Satoru Fujinuma is a struggling manga artist who works at his local pizza place. Ever since he was a kid, he has been holding himself responsible for a kidnapping incident that happened to a young girl he knew. Finally, the time has come for the truth from his past to be revealed and he plans to use his special ability in order to make things right.
Satoru is pushing thirty and isn’t exactly your usual anime protagonist. His life is a bit lacklustre and he’s always struggling to pay his way financially and, to make matters worse, he doesn’t seem to have a knack for connecting with his audiences through his work. However, working at the pizza place to support himself in his slump means that he can spend his time with his high school colleague who may have a crush on him. Luckily, his life is exciting in another way…
Our protagonist, though he leads a humdrum life, is gifted with the well-documented phenomenon that occurs frequently in various forms of fiction: he can go back in time. To be more accurate in this instance, he can go back in time for a brief period in order to try and stop something bad from happening in that time, and he calls this quirk of his “Revival”, and he always goes back in order to try and make things better though he never knows when this will happen to him. Through flashbacks within his current life, this ability seems to stem from his biggest regret which has haunted him all through his childhood – the one thing that he wishes more than ever that he could go back and set right. But fate seems to have bigger plans for our Satoru.
When he can’t determine what to take action against during his latest sensation of Revival, the past comes back to affect his present, resulting in a new tragedy which has the potential to ruin his life on more than just one level. It’s all connected, and the solution to his childhood regret could very well be the solution to remedy his most recent tragedy. Revival kicks in then, and suddenly Satoru’s life is turned upside-down in an even more unbelievable way than any of these inconceivable events – he finds himself back in his childhood, as a child, re-living the days before a terrible kidnapping and he has to find a way to stop history repeating itself and, hopefully, this will fix his present.
ERASED looked highly intriguing to me from the very start. A-1 Pictures productions working with Aniplex tend to have solid production values and have created some notable heavy-hitters. Series composition is handled by Taku Kishimoto of Usagi Drop and Haikyuu fame and the fantastic music comes courtesy of one of the best-known composers in the industry, Yuki Kajiura. Kajiura has been a composer for the past few years and has composed some really subtle and impactive pieces for ERASED – very human, but building up the tension and feelings and helping to elicit the strong emotional responses that make this anime what it is. The music we here is so powerful and yet so low-key.
Every episode seems to up the ante just a little bit more as Satoru tries to navigate his way through his childhood a second time, now knowing what is about to happen and the horrible future events that occur as a result. He knows that the wrong person was convicted of a crime and that the real killer is still at large. I have been absolutely gripped since the first episode and, whilst I love my magical, sparkly, action-packed and fantasy-based anime, I do love a more toned-down, mature anime that gets my brain thinking and my heart racing. This is where I think ERASED is slightly reminiscent of The Perfect Insider and Beautiful Bones: Sakurako’s Investigation.

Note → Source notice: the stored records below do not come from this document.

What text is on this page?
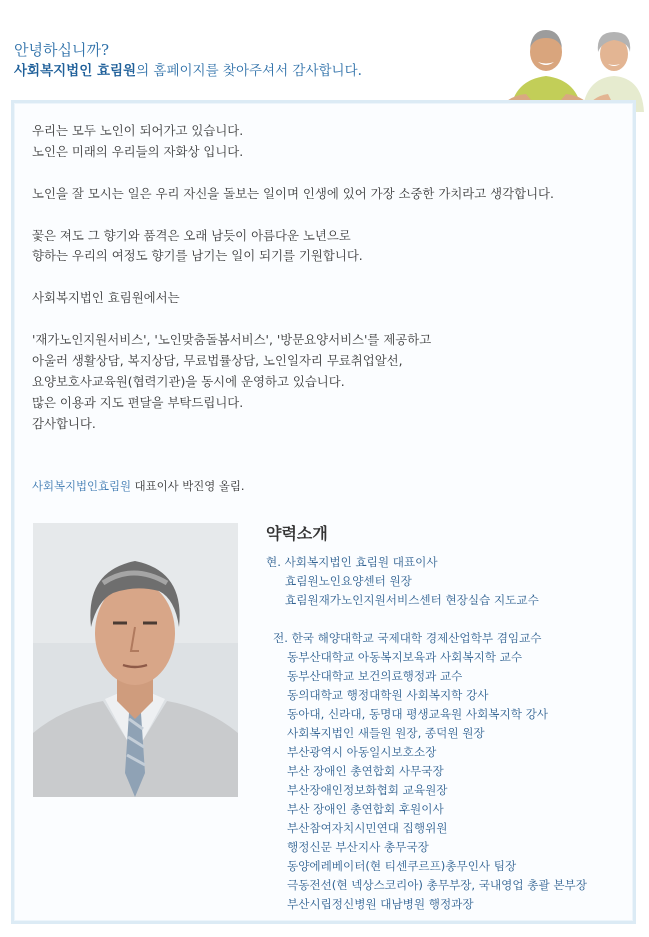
안녕하십니까?
사회복지법인 효림원의 홈페이지를 찾아주셔서 감사합니다.

우리는 모두 노인이 되어가고 있습니다.

노인은 미래의 우리들의 자화상 입니다.

노인을 잘 모시는 일은 우리 자신을 돌보는 일이며 인생에 있어 가장 소중한 가치라고 생각합니다.

꽃은 져도 그 향기와 품격은 오래 남듯이 아름다운 노년으로

향하는 우리의 여정도 향기를 남기는 일이 되기를 기원합니다.

사회복지법인 효림원에서는

'재가노인지원서비스', '노인맞춤돌봄서비스', '방문요양서비스'를 제공하고

아울러 생활상담, 복지상담, 무료법률상담, 노인일자리 무료취업알선,

요양보호사교육원(협력기관)을 동시에 운영하고 있습니다.

많은 이용과 지도 편달을 부탁드립니다.

감사합니다.

사회복지법인효림원 대표이사 박진영 올림.
약력소개

현. 사회복지법인 효림원 대표이사

효림원노인요양센터 원장

효림원재가노인지원서비스센터 현장실습 지도교수

전. 한국 해양대학교 국제대학 경제산업학부 겸임교수

동부산대학교 아동복지보육과 사회복지학 교수

동부산대학교 보건의료행정과 교수

동의대학교 행정대학원 사회복지학 강사

동아대, 신라대, 동명대 평생교육원 사회복지학 강사

사회복지법인 새들원 원장, 종덕원 원장

부산광역시 아동일시보호소장

부산 장애인 총연합회 사무국장

부산장애인정보화협회 교육원장

부산 장애인 총연합회 후원이사

부산참여자치시민연대 집행위원

행정신문 부산지사 총무국장

동양에레베이터(현 티센쿠르프)총무인사 팀장

극동전선(현 넥상스코리아) 총무부장, 국내영업 총괄 본부장

부산시립정신병원 대남병원 행정과장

ERASED is off to an intriguing start. The animation realism is beautiful, the writing makes almost all the characters sympathetic and as a result affects the audience as if they were watching something in real life. The quality of this series always seems to be on the increase. Even when the pace slows down I’m waiting with bated breath to see just what’s going to happen to cause the pace to speed up again – there always seems to be a twist around the corner. I can’t seem to predict which way this plot will turn, and that’s what has me tuning in as soon as possible to every new episode.